“È nato Andrea. Sta benone lui e sta benone la mamma”. Emozionatissimo, il neo papà. Non è riuscito a trattenere le lacrime quando poche ore prima, di fronte a migliaia di persone aveva voluto condividere la sua gioia: “Le si sono rotte le acque”


 

“È nato Andrea”. Il papà, Alessandro Di Battista, è il primo a dare la notizia via social. Suo figlio è venuto alla luce, sta bene e così anche la madre. Una notizia che ha riempito di gioia l’esponente del Movimento 5 stelle. Domenica mattina alle 9, il lieto evento atteso dal giorno prima, con Di Battista che ha postato sul suo profilo Facebook l’immagine di due mani che ne stringono una piccolina. “È nato Andrea. Sta benone lui e benone la mamma. Un abbraccio a tutti!”. Questo il messaggio e la foto: “Noi 3”. Soltanto poche ore prima, il deputato aveva annunciato, tra le lacrime, la ragione per cui non aveva potuto prendere parte al raduno del suo movimento a Rimini. “Stamattina – aveva detto Di Battista – ho fatto le valigie per me e per Sahra. Dovevamo venire a Rimini e partecipare alla manifestazione. Era tutto programmato”. Ma qualcosa è cambiato nel giro di pochi minuti. “Mentre stavamo salendo in macchina, le si sono rotte le acque e abbiamo preso un’altra direzione”. Con la sua auto, ha accompagnato la compagna in un ospedale di Roma. E nel pomeriggio, in diretta con Rimini ha voluto dare i dettagli, una bella cronaca “minuto per minuto” del lieto evento che gli stava accadendo. (Continua a leggere dopo la foto) 
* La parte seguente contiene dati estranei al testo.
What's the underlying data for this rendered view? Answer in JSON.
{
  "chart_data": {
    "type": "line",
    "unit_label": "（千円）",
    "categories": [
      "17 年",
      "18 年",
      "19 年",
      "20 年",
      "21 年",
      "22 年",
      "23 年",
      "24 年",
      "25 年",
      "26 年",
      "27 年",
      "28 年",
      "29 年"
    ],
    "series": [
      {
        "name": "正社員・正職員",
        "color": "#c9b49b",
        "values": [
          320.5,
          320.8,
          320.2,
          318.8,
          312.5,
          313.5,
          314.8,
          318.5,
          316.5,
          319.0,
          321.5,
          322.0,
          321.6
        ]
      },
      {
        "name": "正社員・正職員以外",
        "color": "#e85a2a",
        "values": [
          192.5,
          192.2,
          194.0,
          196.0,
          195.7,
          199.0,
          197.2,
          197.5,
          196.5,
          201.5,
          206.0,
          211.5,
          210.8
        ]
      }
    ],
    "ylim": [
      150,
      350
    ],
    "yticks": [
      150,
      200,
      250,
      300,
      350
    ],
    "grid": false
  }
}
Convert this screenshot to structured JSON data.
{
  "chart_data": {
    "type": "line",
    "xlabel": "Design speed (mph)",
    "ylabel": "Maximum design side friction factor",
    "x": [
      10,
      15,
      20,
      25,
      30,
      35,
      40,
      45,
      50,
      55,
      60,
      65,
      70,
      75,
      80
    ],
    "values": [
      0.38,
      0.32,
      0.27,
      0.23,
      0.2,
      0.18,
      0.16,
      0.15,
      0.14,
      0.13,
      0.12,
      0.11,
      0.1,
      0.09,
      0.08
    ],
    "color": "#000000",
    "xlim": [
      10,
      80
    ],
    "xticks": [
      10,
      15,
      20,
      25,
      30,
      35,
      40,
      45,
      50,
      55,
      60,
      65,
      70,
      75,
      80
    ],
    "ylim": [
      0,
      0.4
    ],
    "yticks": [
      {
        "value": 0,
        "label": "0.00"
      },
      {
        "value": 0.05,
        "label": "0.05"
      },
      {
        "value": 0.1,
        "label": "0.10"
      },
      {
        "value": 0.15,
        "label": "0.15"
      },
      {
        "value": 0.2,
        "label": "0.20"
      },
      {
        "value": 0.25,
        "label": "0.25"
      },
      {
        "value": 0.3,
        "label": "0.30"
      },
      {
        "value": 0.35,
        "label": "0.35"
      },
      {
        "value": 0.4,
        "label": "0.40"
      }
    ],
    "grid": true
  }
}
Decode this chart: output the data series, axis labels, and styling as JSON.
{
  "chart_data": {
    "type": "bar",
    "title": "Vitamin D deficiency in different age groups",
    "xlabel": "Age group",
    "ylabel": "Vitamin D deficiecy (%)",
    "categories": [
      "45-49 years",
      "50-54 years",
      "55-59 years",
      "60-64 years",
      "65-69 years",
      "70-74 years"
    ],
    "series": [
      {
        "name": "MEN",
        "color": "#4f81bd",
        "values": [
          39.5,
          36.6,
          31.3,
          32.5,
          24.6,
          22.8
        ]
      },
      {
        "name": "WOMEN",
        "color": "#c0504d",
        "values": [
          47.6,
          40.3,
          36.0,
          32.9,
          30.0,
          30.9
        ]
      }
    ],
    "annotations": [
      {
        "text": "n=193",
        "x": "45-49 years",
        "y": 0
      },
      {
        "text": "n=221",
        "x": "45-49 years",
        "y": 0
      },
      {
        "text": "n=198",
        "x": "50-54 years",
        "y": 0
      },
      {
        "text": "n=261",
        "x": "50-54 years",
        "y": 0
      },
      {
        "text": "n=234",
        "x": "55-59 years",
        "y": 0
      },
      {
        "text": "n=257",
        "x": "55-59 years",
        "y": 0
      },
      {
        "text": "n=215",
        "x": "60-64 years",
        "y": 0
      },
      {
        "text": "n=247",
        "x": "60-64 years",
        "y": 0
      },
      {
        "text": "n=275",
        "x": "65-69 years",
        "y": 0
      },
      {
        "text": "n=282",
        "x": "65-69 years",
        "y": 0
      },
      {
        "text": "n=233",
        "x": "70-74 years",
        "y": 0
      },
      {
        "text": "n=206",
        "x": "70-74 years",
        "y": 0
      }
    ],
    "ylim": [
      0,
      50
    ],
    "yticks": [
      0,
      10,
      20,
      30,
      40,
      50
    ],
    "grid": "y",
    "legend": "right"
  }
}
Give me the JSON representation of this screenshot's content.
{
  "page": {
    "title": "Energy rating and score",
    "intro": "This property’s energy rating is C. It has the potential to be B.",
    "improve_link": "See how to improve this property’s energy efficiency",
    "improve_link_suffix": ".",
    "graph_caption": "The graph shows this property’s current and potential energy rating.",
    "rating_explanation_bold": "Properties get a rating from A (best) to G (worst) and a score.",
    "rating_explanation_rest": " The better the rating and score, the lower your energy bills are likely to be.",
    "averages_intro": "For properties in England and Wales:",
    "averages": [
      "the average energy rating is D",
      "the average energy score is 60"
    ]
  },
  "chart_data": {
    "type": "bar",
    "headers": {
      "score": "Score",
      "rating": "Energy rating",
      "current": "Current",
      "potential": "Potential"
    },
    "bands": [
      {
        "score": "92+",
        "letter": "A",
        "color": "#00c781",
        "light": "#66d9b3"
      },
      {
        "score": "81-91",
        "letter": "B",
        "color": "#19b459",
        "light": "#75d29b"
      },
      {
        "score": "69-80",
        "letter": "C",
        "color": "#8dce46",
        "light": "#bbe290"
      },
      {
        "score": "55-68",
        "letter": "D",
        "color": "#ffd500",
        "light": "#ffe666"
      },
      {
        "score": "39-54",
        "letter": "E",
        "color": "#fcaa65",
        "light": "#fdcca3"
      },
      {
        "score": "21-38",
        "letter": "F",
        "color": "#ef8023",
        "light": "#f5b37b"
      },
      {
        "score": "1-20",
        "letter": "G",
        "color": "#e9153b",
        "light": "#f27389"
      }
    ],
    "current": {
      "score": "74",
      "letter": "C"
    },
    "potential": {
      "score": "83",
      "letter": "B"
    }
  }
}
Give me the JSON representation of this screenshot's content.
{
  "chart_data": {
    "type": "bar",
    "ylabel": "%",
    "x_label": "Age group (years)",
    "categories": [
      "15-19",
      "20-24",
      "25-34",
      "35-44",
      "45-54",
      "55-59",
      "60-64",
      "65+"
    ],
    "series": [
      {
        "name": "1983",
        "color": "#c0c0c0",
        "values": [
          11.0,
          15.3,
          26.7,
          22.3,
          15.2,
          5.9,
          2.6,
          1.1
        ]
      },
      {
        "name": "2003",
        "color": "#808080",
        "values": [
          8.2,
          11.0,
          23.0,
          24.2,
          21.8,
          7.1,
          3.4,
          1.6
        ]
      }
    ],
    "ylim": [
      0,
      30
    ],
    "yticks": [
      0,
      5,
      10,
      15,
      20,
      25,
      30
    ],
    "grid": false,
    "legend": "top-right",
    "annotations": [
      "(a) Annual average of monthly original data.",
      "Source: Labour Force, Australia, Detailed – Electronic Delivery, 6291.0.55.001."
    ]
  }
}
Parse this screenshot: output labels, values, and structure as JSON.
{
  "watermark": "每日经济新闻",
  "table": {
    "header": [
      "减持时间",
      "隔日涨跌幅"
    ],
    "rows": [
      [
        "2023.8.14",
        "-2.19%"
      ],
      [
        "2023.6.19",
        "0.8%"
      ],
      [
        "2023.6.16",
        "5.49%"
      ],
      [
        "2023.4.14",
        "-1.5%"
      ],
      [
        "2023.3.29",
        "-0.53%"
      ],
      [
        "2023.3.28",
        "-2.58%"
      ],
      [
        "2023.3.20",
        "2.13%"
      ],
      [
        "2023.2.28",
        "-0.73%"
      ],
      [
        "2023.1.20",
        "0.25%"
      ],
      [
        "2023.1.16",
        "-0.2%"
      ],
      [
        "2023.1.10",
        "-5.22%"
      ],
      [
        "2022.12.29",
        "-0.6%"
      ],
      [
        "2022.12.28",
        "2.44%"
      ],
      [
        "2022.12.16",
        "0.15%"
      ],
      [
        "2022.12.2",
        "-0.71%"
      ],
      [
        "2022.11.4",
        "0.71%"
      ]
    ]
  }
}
“Tra poco entrerà in sala parto e io diventerò papà. Sono emozionatissimo”. E che lo fosse, si vedeva. A un certo punto il deputato si è commosso, non è riuscito a trattenere le lacrime. Troppo forte l’emozione per Alessandro Di Battista. Che è diventato papà per la prima volta. Eppure, nonostante quello che stava vivendo in quel momento, collegandosi con le migliaia di persone in piazza non è venuto meno al suo impegno. Si era preparato un discorso e quel discorso, in diretta, l’ha comunque voluto leggere. “Avevo scritto un discorso per essere lì sul palco. Ora ve lo leggerò”. Ha spiegato come mai ha scelto di non proporsi come antagonista di Luigi Di Maio. (Continua a leggere dopo le foto)





 

“Non mi sono candidato premier perché non penso sia il mio ruolo. Io mi sento un libero battitore, mi sento imbrigliato in certi palazzi. La mia azione politica più importante l’ho fatta viaggiando in sella a un motorino in difesa della Costituzione. E abbiamo fatto il culo al sistema con un motorino e qualche treno regionale”. In diretta, però, non aveva svelato il nome del nascituro: “Il nome – aveva detto prima di andare in sala parto dalla compagna – non lo abbiamo ancora scelto, quando lo vedremo in viso, lo sceglieremo”. Così è stato. Si chiama Andrea.